然后,她便一五一十的和盘托出。
末了又抚着胸口道:“我之所以惩罚翁嬷,实在是怕翁嬷更加口无遮拦,再说出更多不该说的话来,只是我也觉得十分自责,毕竟翁嬷可是妹夫的乳母,是成家贵重的人了。”
“贱奴,”成山将军将旁边的茶盏一把捏碎:“她不过是成府一个奴才,哪里谈得上贵重,何况她暮年已到,神志不清,实在不适合在留在府里。”
“今天多谢六公主出手教训这个奴才,替我成府免了大祸,成某感激不尽。”成山将军补充道。
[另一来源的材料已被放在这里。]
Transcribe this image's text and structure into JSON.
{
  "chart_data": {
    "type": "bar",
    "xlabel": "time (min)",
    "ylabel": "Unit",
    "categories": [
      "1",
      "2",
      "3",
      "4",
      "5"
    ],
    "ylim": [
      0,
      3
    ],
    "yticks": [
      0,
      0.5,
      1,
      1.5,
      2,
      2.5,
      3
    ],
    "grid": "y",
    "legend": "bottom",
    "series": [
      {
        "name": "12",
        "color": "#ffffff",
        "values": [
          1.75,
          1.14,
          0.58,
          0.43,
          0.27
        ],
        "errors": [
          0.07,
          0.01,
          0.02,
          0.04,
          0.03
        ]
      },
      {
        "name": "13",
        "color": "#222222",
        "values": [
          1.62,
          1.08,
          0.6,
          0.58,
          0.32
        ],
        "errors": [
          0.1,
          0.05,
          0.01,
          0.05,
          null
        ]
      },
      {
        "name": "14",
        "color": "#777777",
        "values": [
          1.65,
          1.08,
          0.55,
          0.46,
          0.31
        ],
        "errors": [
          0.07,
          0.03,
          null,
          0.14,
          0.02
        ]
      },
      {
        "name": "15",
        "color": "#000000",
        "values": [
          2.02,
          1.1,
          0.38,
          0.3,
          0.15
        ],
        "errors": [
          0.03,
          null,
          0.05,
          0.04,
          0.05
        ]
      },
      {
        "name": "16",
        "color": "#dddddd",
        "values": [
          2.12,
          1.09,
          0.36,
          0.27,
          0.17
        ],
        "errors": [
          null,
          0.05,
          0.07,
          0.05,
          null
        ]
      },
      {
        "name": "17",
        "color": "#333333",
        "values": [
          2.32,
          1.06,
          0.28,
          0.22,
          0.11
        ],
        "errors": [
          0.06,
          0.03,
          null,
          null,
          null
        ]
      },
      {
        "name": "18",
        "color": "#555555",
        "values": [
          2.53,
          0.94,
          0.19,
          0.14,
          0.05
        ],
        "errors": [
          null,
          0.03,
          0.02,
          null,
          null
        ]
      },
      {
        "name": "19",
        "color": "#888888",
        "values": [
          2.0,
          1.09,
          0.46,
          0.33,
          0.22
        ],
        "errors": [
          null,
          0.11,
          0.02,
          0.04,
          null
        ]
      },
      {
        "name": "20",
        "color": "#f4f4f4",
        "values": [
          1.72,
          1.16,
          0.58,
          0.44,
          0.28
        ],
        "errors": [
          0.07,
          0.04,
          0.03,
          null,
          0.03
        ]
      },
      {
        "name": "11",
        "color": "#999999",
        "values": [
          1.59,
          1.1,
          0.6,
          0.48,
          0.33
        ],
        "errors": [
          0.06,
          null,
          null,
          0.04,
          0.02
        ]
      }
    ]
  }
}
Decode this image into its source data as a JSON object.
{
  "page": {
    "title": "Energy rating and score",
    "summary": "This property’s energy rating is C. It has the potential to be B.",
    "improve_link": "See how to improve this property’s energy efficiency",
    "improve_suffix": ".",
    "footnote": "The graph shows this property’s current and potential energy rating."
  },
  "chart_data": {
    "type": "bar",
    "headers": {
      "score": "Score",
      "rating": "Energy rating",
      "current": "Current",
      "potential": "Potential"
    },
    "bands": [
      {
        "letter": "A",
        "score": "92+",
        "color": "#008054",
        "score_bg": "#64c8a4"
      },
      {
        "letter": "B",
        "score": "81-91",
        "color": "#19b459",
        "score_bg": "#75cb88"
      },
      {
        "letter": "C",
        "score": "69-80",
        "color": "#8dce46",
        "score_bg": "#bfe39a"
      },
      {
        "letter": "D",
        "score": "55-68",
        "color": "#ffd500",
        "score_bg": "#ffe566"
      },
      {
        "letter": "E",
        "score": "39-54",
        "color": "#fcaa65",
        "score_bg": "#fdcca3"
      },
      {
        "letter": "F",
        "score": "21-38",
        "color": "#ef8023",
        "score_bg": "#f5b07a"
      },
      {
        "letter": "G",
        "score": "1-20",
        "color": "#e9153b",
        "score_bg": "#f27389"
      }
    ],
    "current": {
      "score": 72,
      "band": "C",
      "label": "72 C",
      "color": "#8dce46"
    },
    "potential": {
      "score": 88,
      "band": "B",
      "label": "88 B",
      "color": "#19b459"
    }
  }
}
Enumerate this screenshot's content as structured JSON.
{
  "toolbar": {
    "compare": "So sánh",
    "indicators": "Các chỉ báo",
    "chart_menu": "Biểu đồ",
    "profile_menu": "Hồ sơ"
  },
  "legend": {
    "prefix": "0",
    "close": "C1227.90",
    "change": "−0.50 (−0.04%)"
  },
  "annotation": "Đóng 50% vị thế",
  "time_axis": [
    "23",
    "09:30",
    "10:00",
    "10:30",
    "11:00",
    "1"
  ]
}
思问急忙推辞:“哪里哪里,伯父不怪罪小侄莽撞才是。”
两人又寒暄一番,思问方起身欲告辞离开。
临行前,成山将军特意让思问代请鬼王鬼母的安。
思问忙言一定带到,刚欲抬脚,成山又道:“六公主……”
“伯父还有何嘱咐?”
成山将军脸上的笑容愈浓:“还望六公主在少尊殿下面前美言。”
思问淡淡一笑:“伯父留步。”
走出殿,思问紧张的神经一下子放松了,她暗暗拍了拍胸口,还好霖风前几日在鬼谷给她讲了不少凡界家府里一些妻妾争宠的事情,说是让她长点心眼,她倒是也学了些,这不,全用上了。
刚走到云慕的寝殿,便看到正有一个女子云慕殿中作威作福,举手投足甚是嚣张跋扈。
不用问,她也知道那就是翁嬷的女儿心眉。